Eisfieber
Wenn alle Sicherheitsmaßnahmen scheitern, beginnt ein Wettlauf auf Leben und Tod Madoba-2: ein Virus, tödlicher noch als Ebola. Entsprechend groß ist die Unruhe bei Oxenford Medical, als ein infiziertes Kaninchen aus dem Hochsicherheitslabor verschwindet. Ein Techniker wird leblos aufgefunden, aus Nase und Ohren blutend. Wenige Tage später überfallen maskierte Männer das Labor, erbeuten das Virus. Zu allem Unglück ist die Polizei wegen eines dramatischen Schneesturms zu Untätigkeit verdammt. So nimmt Sicherheitschefin Toni Gallo die Verfolgung der Täter zunächst allein auf. Sie ahnt nichts von dem Albtraum, der sie erwartet. Es steht viel auf dem Spiel, und noch weiß sie nicht, dass der Dieb aus dem engsten Familienkreis des Firmengründers kommt … Ken Folletts gefeierter Wissenschaftsthriller in ansprechender Neugestaltung Vom Autor der Weltbestseller DIE SÄULEN DER ERDE, DIE TORE DER WELT, NEVER – DIE LETZTE ENTSCHEIDUNG und – ganz neu – STONEHENGE – DIE KATHEDRALE DER ZEIT


Rebekka Linden –
Die Neuauflage des Thrillers sorgt für Herzrasen und für große Spannung. Die gesamte Handlung wird binnen 72 Stunden ausgetragen, was es faszinierend macht mitzuverfolgen, wie sie ihren Lauf nimmt. Zugleich lässt es den Leser auch darüber nachdenken, wie vergleichsweise schnell eine Handlung wie jene, die im Roman beschrieben wird, ihren Verlauf nehmen und eskalieren kann. Zunächst werden die wichtigen Figuren der Handlung vorgestellt, das heißt, sie werden in den Kapiteln mit ihren Leben beschrieben, die der Leser mitverfolgt.
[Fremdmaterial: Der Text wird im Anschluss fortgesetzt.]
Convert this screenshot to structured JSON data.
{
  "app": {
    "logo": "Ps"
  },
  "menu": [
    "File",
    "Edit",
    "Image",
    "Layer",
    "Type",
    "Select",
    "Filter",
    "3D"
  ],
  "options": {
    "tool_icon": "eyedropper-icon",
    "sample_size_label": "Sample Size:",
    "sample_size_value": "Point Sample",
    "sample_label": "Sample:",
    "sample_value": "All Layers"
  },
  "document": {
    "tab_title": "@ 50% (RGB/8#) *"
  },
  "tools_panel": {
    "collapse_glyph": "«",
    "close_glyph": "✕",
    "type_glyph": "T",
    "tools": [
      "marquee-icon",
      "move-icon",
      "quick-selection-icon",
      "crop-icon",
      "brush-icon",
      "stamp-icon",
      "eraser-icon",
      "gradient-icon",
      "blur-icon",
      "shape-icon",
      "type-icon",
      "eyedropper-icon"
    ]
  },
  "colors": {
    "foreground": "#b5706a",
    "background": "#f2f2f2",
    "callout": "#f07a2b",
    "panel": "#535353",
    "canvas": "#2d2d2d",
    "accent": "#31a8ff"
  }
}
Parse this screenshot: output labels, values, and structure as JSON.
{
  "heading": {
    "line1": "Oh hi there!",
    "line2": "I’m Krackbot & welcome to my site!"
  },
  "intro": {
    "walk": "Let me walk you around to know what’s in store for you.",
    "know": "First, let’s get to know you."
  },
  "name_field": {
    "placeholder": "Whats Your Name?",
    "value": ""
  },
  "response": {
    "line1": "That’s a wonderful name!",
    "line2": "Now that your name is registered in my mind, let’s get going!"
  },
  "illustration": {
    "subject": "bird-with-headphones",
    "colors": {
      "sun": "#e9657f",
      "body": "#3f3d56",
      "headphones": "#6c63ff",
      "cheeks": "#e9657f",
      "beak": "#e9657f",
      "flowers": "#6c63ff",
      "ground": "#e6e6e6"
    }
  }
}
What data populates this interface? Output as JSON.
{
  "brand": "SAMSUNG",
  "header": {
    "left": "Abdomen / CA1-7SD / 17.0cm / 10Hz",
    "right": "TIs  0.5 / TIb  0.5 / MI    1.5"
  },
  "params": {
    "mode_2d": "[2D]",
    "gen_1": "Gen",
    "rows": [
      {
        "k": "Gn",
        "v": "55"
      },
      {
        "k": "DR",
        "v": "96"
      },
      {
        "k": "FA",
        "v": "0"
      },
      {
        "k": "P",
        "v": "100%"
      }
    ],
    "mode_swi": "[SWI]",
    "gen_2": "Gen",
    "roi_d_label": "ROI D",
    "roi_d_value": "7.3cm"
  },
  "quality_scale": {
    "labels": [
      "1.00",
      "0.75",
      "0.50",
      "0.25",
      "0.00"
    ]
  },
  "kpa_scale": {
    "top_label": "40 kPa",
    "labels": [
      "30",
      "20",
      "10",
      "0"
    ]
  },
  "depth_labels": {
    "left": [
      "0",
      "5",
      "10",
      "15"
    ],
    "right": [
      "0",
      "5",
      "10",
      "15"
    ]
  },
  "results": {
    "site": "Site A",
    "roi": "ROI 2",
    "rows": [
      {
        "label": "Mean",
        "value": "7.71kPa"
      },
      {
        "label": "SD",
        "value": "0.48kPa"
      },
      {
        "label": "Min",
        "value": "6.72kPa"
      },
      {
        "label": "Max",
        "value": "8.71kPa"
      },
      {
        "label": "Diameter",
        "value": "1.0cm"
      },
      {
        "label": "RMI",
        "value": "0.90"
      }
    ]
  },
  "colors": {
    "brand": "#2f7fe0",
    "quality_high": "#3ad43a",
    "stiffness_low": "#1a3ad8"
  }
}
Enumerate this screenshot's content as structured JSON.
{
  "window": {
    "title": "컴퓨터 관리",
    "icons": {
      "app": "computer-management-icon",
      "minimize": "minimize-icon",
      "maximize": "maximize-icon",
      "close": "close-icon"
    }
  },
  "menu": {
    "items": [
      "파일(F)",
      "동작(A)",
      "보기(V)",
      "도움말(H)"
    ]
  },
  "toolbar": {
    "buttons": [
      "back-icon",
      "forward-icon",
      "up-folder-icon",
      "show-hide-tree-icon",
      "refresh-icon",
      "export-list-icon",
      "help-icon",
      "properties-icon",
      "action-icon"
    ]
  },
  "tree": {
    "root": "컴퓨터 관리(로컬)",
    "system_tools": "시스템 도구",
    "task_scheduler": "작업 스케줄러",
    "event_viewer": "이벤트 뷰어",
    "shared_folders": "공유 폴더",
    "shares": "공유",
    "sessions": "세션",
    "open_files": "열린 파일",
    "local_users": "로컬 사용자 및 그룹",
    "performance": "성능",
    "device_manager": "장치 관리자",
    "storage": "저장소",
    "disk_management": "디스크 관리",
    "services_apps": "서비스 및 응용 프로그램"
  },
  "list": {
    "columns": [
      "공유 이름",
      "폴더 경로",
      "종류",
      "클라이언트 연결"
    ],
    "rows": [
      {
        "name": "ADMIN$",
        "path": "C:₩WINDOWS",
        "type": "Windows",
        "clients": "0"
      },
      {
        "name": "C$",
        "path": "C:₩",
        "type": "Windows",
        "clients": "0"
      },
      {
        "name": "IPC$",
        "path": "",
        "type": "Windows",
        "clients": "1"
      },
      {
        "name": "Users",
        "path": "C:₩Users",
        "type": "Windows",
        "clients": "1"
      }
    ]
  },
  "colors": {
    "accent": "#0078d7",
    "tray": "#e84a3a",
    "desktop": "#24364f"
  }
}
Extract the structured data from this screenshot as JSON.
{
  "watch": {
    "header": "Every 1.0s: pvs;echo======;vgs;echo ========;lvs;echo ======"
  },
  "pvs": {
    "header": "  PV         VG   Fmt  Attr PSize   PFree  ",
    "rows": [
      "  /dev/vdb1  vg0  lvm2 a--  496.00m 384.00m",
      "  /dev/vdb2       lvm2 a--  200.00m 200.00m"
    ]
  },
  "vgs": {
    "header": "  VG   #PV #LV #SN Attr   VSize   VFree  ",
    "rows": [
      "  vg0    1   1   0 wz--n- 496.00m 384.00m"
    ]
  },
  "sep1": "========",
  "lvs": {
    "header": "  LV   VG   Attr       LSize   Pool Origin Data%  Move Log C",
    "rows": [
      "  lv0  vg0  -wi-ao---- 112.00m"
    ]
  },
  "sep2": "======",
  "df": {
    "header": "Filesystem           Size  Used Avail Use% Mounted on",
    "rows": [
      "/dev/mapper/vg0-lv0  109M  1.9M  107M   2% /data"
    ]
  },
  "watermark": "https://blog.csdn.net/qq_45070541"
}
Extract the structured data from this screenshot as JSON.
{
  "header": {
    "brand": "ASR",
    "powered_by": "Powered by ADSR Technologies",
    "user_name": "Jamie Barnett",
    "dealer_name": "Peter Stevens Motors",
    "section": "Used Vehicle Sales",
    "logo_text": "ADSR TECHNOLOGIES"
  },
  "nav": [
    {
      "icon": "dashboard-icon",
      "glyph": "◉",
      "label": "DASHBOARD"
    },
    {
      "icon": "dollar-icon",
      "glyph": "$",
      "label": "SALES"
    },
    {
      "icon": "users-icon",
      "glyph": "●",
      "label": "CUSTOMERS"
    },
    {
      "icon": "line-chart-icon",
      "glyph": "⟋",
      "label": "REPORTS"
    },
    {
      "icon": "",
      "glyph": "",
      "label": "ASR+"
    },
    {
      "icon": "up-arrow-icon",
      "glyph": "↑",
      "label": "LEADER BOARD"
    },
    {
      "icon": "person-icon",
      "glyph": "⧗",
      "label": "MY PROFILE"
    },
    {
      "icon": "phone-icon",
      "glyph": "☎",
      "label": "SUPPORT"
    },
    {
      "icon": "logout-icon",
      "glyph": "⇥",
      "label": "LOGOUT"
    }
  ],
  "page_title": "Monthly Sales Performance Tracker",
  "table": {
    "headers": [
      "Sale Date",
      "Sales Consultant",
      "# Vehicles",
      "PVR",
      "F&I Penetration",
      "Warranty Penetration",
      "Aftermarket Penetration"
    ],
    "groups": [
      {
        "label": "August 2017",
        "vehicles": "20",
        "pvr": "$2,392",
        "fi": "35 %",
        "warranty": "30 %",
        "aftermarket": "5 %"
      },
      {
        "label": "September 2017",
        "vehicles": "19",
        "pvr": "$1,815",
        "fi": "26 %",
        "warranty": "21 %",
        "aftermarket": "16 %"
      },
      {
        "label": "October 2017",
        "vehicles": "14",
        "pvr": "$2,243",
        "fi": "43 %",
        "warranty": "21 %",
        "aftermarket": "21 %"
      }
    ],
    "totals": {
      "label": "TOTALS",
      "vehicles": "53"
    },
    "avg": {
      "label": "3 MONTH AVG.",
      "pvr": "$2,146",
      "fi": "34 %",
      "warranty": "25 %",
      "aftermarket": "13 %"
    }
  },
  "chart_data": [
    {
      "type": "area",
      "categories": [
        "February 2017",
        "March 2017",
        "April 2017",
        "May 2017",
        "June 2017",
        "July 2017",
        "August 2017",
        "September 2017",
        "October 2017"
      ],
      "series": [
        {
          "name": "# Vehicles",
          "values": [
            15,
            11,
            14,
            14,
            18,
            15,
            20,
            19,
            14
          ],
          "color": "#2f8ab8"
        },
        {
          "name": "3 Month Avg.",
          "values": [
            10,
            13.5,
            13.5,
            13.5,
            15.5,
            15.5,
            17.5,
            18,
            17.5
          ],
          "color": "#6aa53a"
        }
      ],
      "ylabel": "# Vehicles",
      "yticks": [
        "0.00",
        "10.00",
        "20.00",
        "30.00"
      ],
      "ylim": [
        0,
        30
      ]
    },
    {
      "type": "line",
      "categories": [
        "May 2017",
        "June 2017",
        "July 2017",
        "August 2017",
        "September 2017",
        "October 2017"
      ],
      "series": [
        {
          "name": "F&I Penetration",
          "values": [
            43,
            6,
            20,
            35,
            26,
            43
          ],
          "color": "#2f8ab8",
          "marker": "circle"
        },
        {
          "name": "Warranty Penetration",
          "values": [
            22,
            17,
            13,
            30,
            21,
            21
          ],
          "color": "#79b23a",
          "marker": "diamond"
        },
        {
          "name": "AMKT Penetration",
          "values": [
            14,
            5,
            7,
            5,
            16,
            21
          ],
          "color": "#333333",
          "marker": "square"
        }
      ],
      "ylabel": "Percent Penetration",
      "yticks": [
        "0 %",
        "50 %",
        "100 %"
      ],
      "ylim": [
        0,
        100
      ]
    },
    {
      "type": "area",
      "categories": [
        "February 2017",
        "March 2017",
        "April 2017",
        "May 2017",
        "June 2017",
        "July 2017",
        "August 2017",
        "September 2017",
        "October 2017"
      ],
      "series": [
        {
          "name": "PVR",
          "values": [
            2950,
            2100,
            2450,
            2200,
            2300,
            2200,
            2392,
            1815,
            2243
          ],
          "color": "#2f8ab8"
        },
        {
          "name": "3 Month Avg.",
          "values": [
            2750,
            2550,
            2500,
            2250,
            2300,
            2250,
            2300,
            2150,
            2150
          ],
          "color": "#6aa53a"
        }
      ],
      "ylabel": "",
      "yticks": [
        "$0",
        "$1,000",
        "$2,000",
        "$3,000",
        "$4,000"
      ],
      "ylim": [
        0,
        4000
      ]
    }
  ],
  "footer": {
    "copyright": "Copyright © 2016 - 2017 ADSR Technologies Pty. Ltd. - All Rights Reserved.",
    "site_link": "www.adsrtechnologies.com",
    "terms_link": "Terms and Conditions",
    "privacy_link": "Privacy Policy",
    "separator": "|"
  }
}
Dies mag zu Anfang als etwas eintönig erscheinen, gibt aber einen guten Einblick auf die charakterlichen Stärken der Figuren und auch auf deren Beziehungen zueinander. Ihre Motive, Prinzipien, Hoffnungen und Träume werden im Laufe dieser Kapitel nach und nach offengelegt und der Leser kann sich so auf die Figuren einstellen. Zugleich geben diese Kapitel dem Leser ein Gefühl von Authentizität. Die Hauptfiguren werden weitestgehend als nahbar, regelrecht sympathisch beschrieben. Jeder von ihnen hat seine Probleme, seinen eigenen moralischen Kompass wie auch seine Prinzipien. Aufgrund dessen wirken diese Figuren auch sehr lebensecht. Die Recherchen des Autors in Bezug auf die Laboratorien und auch auf die Sicherheitsvorkehrungen dieser gehen bis ins Detail und vermitteln der Handlung eine große Glaubwürdigkeit. Die Schreibweise ist nicht allzu kompliziert und dennoch auf eine leichte Weise gehoben, sodass sich eine große Zielgruppe für das Buch ergibt. Die Spannungsintensitäten Stellen werden durch weniger nerven kitzelnden Stellen und Szenen abgewechselt, sodass sich eine gute Mischung ergibt und der Leser nicht auf Dauer unter Spannung steht und auch so eine gewisse Zeit hat herunterzufahren. Dennoch kann nicht so weit gegangen werden, dass die Stellen für die Atempause als unwichtig betrachtet werden können, da sie sich als unverzichtbar herausstellen. Der Leser erhält so kaum mehr die Möglichkeit, sich von der Handlung loszureißen.
Alles in allem kann gesagt werden, dass dieser Roman seine Neuauflage klar versieht und sich bis heute, 20 Jahre nach seiner Erstveröffentlichung, dennoch als modern und zeitlos erweist. Trotzdem weiteren Fortschreiten der Technik fällt es dem Leser nicht weiter auf, dass der Roman schon verhältnismäßig als älter gesehen werden kann. Thrillerfans werden sich von diesem Thriller hervorragend unterhalten fühlen.